After this thread, and seeing Cruddas on Newsnight and reading about the issues elsewhere, I've been doing a lot of thinking about this situation. And I have come to some pretty awkward conclusions: the EU is a disaster waiting to happen. I also wonder whether it could lead to the very thing it was intended to avoid -- serious conflict.
Remember Eddie George's "job losses in the north are an acceptable price to pay for curbing inflation in the south"?
Well, I suspect that the EU model has widened the economic sphere so that this attitude and approach can apply to the entire European economic area, not just the circumstances within a nation state. Except this time is not north versus south per se (though there is elements of that: Greece, Spain and Ireland have suffered for the stability of German housewives) but working people versus business. And the situation has further undermined working people's positions within this 'new zone'.

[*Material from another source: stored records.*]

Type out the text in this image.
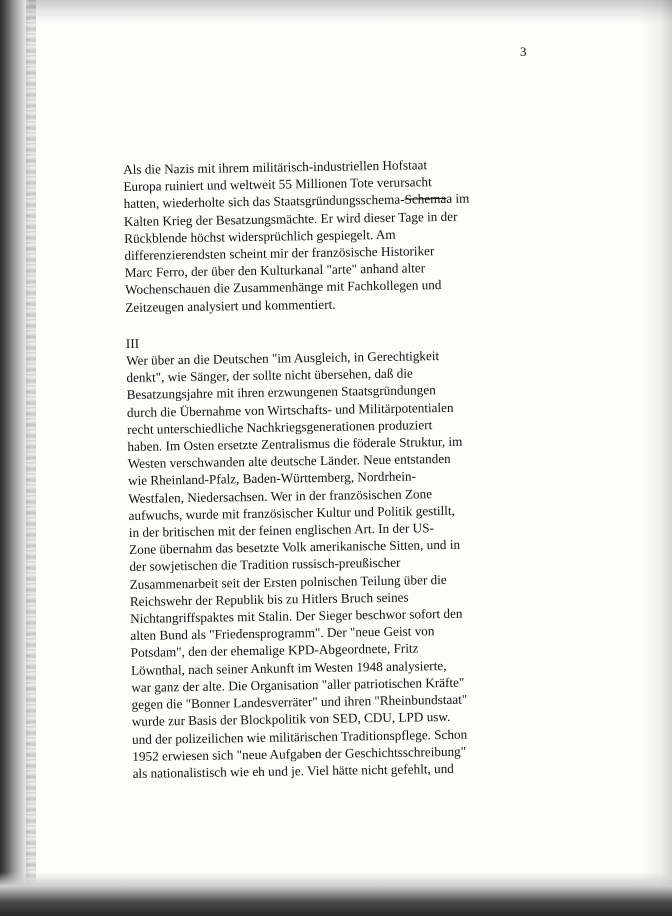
3
Als die Nazis mit ihrem militärisch-industriellen Hofstaat
Europa ruiniert und weltweit 55 Millionen Tote verursacht
hatten, wiederholte sich das Staatsgründungsschema-Schemaa im
Kalten Krieg der Besatzungsmächte. Er wird dieser Tage in der
Rückblende höchst widersprüchlich gespiegelt. Am
differenzierendsten scheint mir der französische Historiker
Marc Ferro, der über den Kulturkanal "arte" anhand alter
Wochenschauen die Zusammenhänge mit Fachkollegen und
Zeitzeugen analysiert und kommentiert.
III
Wer über an die Deutschen "im Ausgleich, in Gerechtigkeit
denkt", wie Sänger, der sollte nicht übersehen, daß die
Besatzungsjahre mit ihren erzwungenen Staatsgründungen
durch die Übernahme von Wirtschafts- und Militärpotentialen
recht unterschiedliche Nachkriegsgenerationen produziert
haben. Im Osten ersetzte Zentralismus die föderale Struktur, im
Westen verschwanden alte deutsche Länder. Neue entstanden
wie Rheinland-Pfalz, Baden-Württemberg, Nordrhein-
Westfalen, Niedersachsen. Wer in der französischen Zone
aufwuchs, wurde mit französischer Kultur und Politik gestillt,
in der britischen mit der feinen englischen Art. In der US-
Zone übernahm das besetzte Volk amerikanische Sitten, und in
der sowjetischen die Tradition russisch-preußischer
Zusammenarbeit seit der Ersten polnischen Teilung über die
Reichswehr der Republik bis zu Hitlers Bruch seines
Nichtangriffspaktes mit Stalin. Der Sieger beschwor sofort den
alten Bund als "Friedensprogramm". Der "neue Geist von
Potsdam", den der ehemalige KPD-Abgeordnete, Fritz
Löwnthal, nach seiner Ankunft im Westen 1948 analysierte,
war ganz der alte. Die Organisation "aller patriotischen Kräfte"
gegen die "Bonner Landesverräter" und ihren "Rheinbundstaat"
wurde zur Basis der Blockpolitik von SED, CDU, LPD usw.
und der polizeilichen wie militärischen Traditionspflege. Schon
1952 erwiesen sich "neue Aufgaben der Geschichtsschreibung"
als nationalistisch wie eh und je. Viel hätte nicht gefehlt, und
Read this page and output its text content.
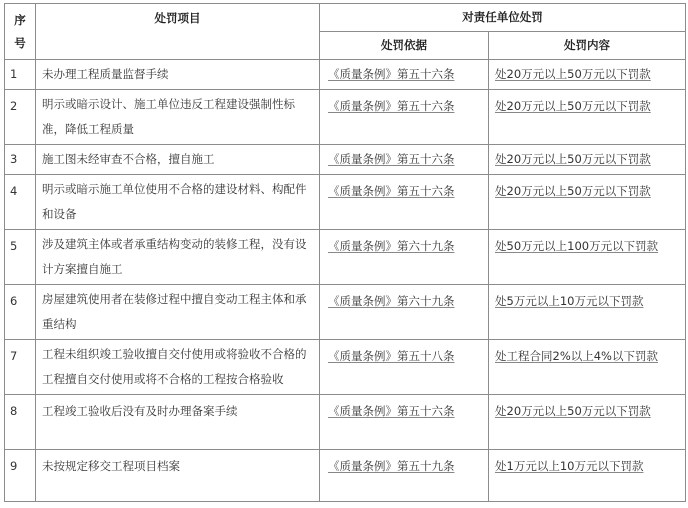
序
号	处罚项目	对责任单位处罚	
		处罚依据	处罚内容
1	未办理工程质量监督手续	《质量条例》第五十六条	处20万元以上50万元以下罚款
2	明示或暗示设计、施工单位违反工程建设强制性标准，降低工程质量	《质量条例》第五十六条	处20万元以上50万元以下罚款
3	施工图未经审查不合格，擅自施工	《质量条例》第五十六条	处20万元以上50万元以下罚款
4	明示或暗示施工单位使用不合格的建设材料、构配件和设备	《质量条例》第五十六条	处20万元以上50万元以下罚款
5	涉及建筑主体或者承重结构变动的装修工程，没有设计方案擅自施工	《质量条例》第六十九条	处50万元以上100万元以下罚款
6	房屋建筑使用者在装修过程中擅自变动工程主体和承重结构	《质量条例》第六十九条	处5万元以上10万元以下罚款
7	工程未组织竣工验收擅自交付使用或将验收不合格的工程擅自交付使用或将不合格的工程按合格验收	《质量条例》第五十八条	处工程合同2%以上4%以下罚款
8	工程竣工验收后没有及时办理备案手续	《质量条例》第五十六条	处20万元以上50万元以下罚款
9	未按规定移交工程项目档案	《质量条例》第五十九条	处1万元以上10万元以下罚款
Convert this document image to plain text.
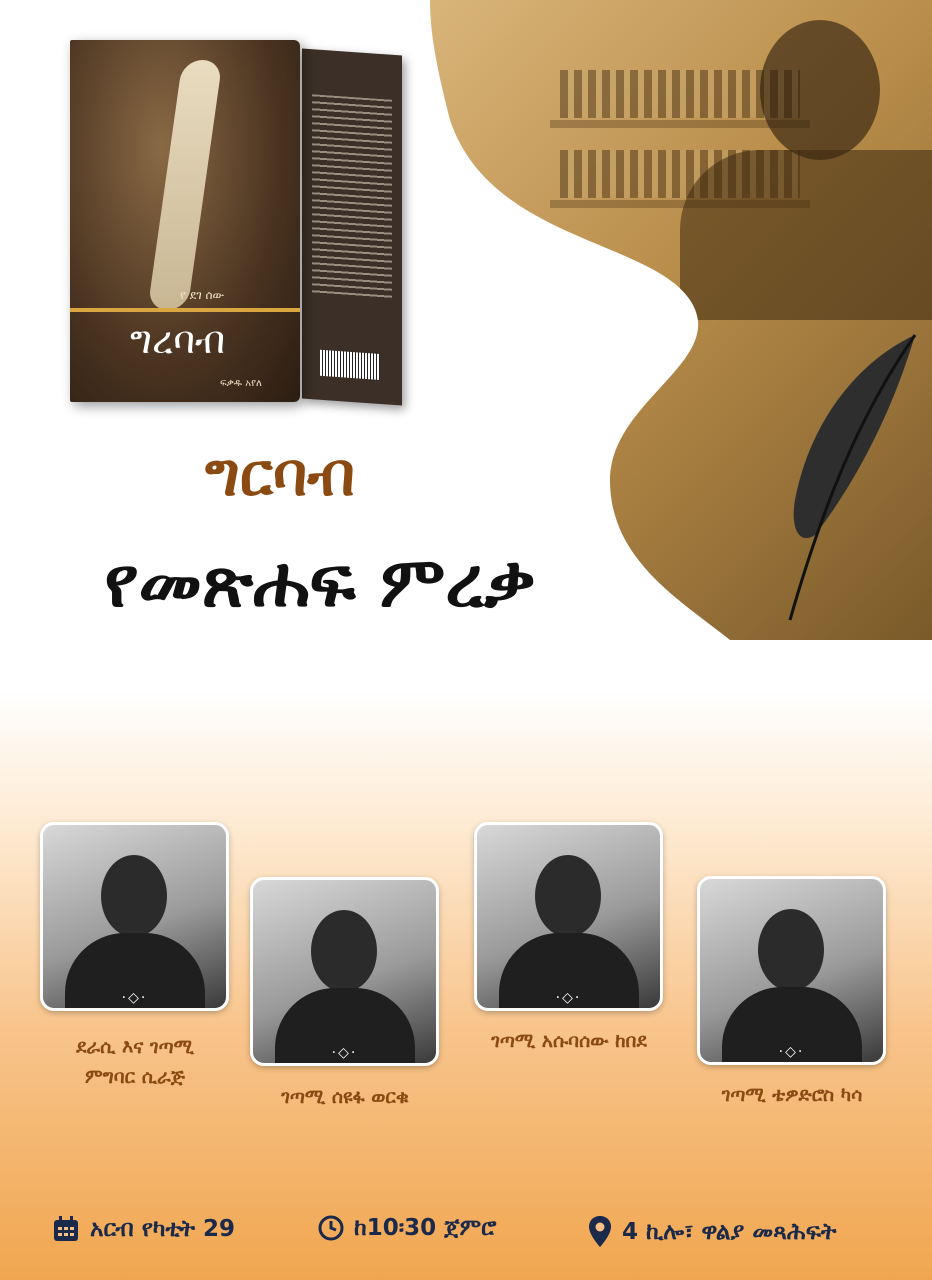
የ ደገ ሰው
ግረባብ
ፍቃዱ አየለ
ግርባብ
የመጽሐፍ ምረቃ
·◇·
ደራሲ እና ገጣሚ
ምግባር ሲራጅ
·◇·
ገጣሚ ሰዩፋ ወርቁ
·◇·
ገጣሚ አሱባሰው ከበደ	·◇·
ገጣሚ ቴዎድሮስ ካሳ
አርብ የካቲት 29	ከ10፡30 ጀምሮ	4 ኪሎ፣ ዋልያ መጻሕፍት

Workers in this new 'area' no long have parallel rights, welfare benefits and educational access to one another. They don't all have a reasonable equality of accessibility to available jobs across 'the zone'. They might not have had the same equality before, but the expansion of the labour market pool has exacerbated differences.
Depending on where said jobs are and how long workers work there, working people receive different levels of health provision and welfare benefits, and barriers to job accessibility have now increased in terms of awareness of regional health and safety policy, and language skills. In short, the EU model, with free movement of labour, looks to benefit working people -- and this is how it was originally sold -- but, actually, it is a bit of a devil's bargain. The economic disparities between EU states are ripe for abuse and exploitation -- both in terms of currency, inflation, legacy industries, education systems, and cost of living.
There was a piece recently (can't remember where I read it) about German firms losing out on tenders for jobs to Polish firms, whose tenders were so low, they could not feasibly make any money out of the work. The Polish firms were taking it at a loss.
Again, another very awkward subject with sinister overtones: voting rights. Both for foreign EU nationals and home nationals. Lets say you are Polish, and you come to the UK for work. You can vote in local and euro elections, but not in the General Election. But you work here and pay income tax and NI. You are an adult. Maybe you stay in the UK for a number of years. But you have no say over where your income tax money is spent -- a quarter of your pay after PA.
Now replicate that across the EU zone. Hundreds of thousands of EU migrants paying tax and NI in other EU countries with NO REPRESENTATION and NO SAY in the way that particular national government spends their money (apart from what Ireland may do, but that is by the bye). You could end up with a situation in EU countries where a significant minority of income tax payers have no political representation at national level, and are fundamentally transient or disenfranchised -- this situation is ripe for exploitation.
The problem is that we still have sovereign nation state political structures and power, but 'global' market state processes are undermining this system. This will be a time of great tension, and these wildcats strikes are the opening chords here in the UK.
You know what? I think everyone should buy some candles. Just in case.